4.10.2011

Rough Week.

This week was pretty rough. I did not want to tarnish my posts about my family's visit, so I decided not to include that somewhere on our marathon weekend of eating and sight seeing, four of us got food poisoning. Luckily, it did not kick in until they had flown home to Minnesota and Brian's birthday dinner had come and gone.

I woke up in the middle of the night on Sunday with a killer stomach ache. And that damn stomach ache stuck around all week, causing me to take my second sick day ever from work. I went home a few hours early on Monday because I was just feeling horrible. I slept most of the night, but woke up feeling just as bad, if not worse on Tuesday morning. Because I am so anxious about taking days off of work (why, I don't know), I actually commuted an hour to work that morning, sat in my classroom for 20 minutes, and then decided I needed a sick day and commuted an hour back home. I am an idiot. The majority of the week ginger ale, saltines, toast, bananas, and Pepto were my best friends. What made us sick is still a mystery, but I hope whatever it was never wrecks me again.
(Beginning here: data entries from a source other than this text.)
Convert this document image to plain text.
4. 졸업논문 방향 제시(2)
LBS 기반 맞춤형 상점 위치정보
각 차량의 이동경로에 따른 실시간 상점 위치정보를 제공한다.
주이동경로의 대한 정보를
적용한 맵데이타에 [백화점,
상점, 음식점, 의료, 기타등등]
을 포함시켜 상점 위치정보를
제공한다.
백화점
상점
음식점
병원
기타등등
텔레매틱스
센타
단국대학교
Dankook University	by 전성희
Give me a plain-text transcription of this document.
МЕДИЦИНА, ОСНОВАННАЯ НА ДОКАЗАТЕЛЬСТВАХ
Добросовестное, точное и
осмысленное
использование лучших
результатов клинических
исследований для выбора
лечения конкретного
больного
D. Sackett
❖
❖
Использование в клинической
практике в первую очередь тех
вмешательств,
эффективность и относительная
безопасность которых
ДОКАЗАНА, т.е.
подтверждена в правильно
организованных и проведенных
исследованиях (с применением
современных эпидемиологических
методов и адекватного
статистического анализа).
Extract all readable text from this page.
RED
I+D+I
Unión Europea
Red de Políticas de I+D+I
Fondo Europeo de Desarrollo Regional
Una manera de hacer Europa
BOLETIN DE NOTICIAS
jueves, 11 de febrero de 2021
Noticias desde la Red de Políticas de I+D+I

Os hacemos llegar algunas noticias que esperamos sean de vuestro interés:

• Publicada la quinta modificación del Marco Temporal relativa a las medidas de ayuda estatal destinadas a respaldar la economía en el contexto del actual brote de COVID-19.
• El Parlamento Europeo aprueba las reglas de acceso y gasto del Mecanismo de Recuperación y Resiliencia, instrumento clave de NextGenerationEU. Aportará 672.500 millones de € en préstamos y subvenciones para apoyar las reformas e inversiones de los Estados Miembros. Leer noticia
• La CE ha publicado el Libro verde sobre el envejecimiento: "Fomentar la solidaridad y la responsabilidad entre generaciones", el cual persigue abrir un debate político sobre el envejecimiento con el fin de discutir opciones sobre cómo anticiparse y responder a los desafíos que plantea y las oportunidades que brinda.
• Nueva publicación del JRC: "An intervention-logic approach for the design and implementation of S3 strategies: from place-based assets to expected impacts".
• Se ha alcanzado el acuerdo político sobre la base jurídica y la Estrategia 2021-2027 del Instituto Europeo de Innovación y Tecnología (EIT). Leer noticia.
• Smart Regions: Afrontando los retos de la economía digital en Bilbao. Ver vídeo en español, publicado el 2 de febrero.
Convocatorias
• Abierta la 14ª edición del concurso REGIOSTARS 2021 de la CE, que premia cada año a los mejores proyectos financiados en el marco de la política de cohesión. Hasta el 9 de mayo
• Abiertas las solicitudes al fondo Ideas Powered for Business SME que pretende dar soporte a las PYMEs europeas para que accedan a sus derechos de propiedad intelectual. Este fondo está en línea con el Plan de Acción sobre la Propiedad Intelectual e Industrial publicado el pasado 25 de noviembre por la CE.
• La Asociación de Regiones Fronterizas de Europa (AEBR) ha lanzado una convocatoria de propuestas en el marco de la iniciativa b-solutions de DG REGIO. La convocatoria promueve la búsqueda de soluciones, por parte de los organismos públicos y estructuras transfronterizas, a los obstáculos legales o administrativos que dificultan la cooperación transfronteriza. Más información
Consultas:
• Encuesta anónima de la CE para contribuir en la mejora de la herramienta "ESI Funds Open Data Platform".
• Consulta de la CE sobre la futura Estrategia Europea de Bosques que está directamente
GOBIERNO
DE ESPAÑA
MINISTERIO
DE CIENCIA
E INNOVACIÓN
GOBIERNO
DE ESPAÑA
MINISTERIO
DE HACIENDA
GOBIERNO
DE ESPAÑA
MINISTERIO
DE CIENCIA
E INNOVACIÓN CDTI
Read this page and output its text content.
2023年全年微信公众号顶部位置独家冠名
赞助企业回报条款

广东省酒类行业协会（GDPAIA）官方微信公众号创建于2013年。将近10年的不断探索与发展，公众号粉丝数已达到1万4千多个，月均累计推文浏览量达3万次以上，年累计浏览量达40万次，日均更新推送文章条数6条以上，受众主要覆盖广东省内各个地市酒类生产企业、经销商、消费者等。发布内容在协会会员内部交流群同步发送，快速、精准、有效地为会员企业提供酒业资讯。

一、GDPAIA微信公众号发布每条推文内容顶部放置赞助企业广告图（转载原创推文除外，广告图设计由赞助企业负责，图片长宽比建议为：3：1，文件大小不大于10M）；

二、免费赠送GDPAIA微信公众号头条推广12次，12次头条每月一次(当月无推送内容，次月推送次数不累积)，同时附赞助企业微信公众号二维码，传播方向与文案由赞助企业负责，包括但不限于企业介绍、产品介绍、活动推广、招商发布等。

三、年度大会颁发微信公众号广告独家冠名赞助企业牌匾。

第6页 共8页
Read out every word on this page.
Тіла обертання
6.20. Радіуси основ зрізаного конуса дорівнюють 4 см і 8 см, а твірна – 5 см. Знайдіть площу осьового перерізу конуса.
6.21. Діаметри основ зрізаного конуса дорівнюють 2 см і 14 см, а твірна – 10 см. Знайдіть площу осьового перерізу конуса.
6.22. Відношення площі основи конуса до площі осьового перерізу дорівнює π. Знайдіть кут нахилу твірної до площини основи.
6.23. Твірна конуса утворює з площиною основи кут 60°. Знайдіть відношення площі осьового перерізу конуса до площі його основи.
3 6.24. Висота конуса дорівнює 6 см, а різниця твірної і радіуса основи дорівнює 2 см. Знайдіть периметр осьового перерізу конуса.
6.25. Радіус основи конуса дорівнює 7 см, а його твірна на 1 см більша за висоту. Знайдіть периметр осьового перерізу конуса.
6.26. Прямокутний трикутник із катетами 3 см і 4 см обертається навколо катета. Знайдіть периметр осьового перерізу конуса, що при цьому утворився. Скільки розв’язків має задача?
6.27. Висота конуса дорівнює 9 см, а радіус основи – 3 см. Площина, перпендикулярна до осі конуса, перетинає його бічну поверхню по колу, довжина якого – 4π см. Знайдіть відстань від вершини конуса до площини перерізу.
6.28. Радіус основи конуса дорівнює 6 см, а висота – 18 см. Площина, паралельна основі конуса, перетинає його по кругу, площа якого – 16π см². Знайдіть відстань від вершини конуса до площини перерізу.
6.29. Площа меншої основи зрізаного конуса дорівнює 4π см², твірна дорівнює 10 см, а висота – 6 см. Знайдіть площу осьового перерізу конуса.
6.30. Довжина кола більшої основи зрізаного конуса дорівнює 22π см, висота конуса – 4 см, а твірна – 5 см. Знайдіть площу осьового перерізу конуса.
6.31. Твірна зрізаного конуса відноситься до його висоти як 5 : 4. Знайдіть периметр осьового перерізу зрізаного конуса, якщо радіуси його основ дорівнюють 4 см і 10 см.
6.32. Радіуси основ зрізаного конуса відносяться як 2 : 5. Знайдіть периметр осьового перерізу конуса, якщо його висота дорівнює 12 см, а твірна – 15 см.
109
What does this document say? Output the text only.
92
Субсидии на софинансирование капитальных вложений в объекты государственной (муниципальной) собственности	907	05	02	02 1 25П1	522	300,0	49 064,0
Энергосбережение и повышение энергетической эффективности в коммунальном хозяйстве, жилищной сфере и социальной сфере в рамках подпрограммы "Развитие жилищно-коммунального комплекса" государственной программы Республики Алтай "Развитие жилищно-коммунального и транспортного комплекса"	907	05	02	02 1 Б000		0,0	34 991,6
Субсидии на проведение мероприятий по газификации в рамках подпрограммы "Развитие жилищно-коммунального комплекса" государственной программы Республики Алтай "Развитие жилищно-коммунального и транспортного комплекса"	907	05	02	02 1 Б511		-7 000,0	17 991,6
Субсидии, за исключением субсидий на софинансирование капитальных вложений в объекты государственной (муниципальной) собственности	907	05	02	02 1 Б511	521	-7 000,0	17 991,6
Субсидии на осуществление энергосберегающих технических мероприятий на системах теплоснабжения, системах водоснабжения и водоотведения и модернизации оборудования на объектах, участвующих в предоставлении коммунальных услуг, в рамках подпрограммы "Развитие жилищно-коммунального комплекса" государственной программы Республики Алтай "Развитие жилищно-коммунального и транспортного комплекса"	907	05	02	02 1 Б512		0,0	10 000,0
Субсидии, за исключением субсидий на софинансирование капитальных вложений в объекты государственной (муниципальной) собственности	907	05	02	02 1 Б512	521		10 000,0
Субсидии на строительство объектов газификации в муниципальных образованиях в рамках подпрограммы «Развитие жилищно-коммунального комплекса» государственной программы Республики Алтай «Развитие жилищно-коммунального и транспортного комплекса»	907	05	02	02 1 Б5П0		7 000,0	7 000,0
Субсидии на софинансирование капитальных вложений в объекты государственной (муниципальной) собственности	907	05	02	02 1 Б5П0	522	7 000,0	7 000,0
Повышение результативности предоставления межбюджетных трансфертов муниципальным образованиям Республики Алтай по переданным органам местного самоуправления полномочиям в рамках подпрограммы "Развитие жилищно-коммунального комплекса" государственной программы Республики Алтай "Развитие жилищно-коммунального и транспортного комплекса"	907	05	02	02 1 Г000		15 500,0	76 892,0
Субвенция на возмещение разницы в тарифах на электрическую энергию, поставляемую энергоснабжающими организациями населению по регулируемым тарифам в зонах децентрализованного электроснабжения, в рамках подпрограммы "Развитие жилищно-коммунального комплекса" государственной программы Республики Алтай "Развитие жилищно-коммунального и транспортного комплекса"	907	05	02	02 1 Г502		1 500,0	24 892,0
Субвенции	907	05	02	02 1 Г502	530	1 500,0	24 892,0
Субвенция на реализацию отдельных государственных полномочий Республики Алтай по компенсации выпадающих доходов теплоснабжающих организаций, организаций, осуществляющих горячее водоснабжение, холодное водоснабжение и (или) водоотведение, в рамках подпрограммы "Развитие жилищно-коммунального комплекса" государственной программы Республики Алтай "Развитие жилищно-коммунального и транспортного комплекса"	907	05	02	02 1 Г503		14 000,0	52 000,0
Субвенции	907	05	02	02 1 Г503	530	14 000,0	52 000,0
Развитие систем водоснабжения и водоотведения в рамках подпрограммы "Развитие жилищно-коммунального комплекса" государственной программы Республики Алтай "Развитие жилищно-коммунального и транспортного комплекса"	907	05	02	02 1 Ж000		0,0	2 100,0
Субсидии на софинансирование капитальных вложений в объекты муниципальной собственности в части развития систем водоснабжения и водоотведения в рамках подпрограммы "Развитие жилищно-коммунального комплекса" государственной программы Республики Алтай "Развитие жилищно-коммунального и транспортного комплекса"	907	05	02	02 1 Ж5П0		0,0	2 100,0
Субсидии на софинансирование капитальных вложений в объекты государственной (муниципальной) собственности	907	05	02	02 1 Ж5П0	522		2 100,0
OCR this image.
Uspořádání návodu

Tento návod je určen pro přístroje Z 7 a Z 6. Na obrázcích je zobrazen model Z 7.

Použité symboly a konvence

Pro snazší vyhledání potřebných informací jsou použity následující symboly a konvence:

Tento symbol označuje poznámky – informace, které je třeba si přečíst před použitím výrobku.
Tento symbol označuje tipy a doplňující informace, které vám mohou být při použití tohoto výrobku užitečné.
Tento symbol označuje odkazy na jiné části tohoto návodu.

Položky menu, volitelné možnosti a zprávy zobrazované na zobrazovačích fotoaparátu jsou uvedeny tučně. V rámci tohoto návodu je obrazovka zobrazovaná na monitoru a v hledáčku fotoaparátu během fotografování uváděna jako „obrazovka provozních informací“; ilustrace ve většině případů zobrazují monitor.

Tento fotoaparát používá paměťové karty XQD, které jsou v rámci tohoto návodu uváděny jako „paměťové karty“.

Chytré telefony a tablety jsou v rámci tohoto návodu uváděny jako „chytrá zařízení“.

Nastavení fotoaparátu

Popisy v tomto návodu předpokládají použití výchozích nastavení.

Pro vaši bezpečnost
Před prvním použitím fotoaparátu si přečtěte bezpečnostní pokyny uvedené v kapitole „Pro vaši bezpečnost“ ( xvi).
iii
By Friday my stomach was finally feeling close to normal, so we celebrated Friday night by ordering in Thai and watching some Friends. Of course, I was asleep on the couch by 10:00 pm. I am quite the party animal.

Saturday morning I received a phone call from an old friend with some horrible news. On Friday night, one of our close friends from high school passed away from a brain aneurysm. When I first heard the news I was in shock. I walked around my neighborhood with my mouth open as I heard the basic details, trying to image the fun-loving guy I knew growing up no longer with us. I immediately called my close girl friends to break the news, getting more upset with each phone call. By the time I got back home, I was really upset. Mostly, I was upset about the world losing Brandon. He was an amazing person full of energy, love, and kindness. I have so many fond memories of him from junior high, high school, and our summers home from college. It made me so sad to think about what his family, girlfriend, and closest friends are going through. I also was upset just thinking about how something so horrible can happen so quickly to anyone, at any time. The news made me want to scoop up all of my loved ones, hug them, and tell them how much I love them. I had planned to head into the city that afternoon to go shopping, but gladly accepted a play date in the park with Brian and Emily instead. The comfort of spending time with them was exactly what I needed.

Brian and I walked a few steps behind Emily as she scooted her way down the sidewalk. She slowly got the hang of it, but was always leaning a little too much to the left. But she rocked it, knee pads and all. She is just too cute.
We had a great time running around and playing at the park.
Brian climbed structures, hid, and ran around as the scary monster as Emily and I crouched and hid. And each time he found us, Emily's laughter could be heard throughout the playground.
It was just a blast.
Emily also had a blast on the swings. I had to step away as Brian's pushed her higher and higher, almost reaching the top of the swing set. Call me nervous Nancy.
We finished the day with Chinese food, Tangled (best movie ever!), and fresh baked chocolate chip cookies with vanilla frozen yogurt.

Sunday, I did get that shopping in, picking up some fun finds for my upcoming trip to Florida. I also had an afternoon coffee date with Meghan. She is starting a new blog and asked for some tips, and we had fun setting up her page while gossiping over dark chocolate.

Please send your thoughts and prayers to Brandon's family and loved ones. He is on life support now waiting to donate his organs to save lives. He was an amazing person and will be truly missed.

2 comments :

  1. I am SO sorry to hear about your friend. I'm glad you were able to find some joy at the end of your week with Brian and Emily {who, BTW, is just getting cuter and cuter.} Hugs to you!

    ReplyDelete
  2. That does sound like a rough week :(

    Thinking about you and the rest of Brandon's friends and family.... I hope today is the start of a new (and better) week for you!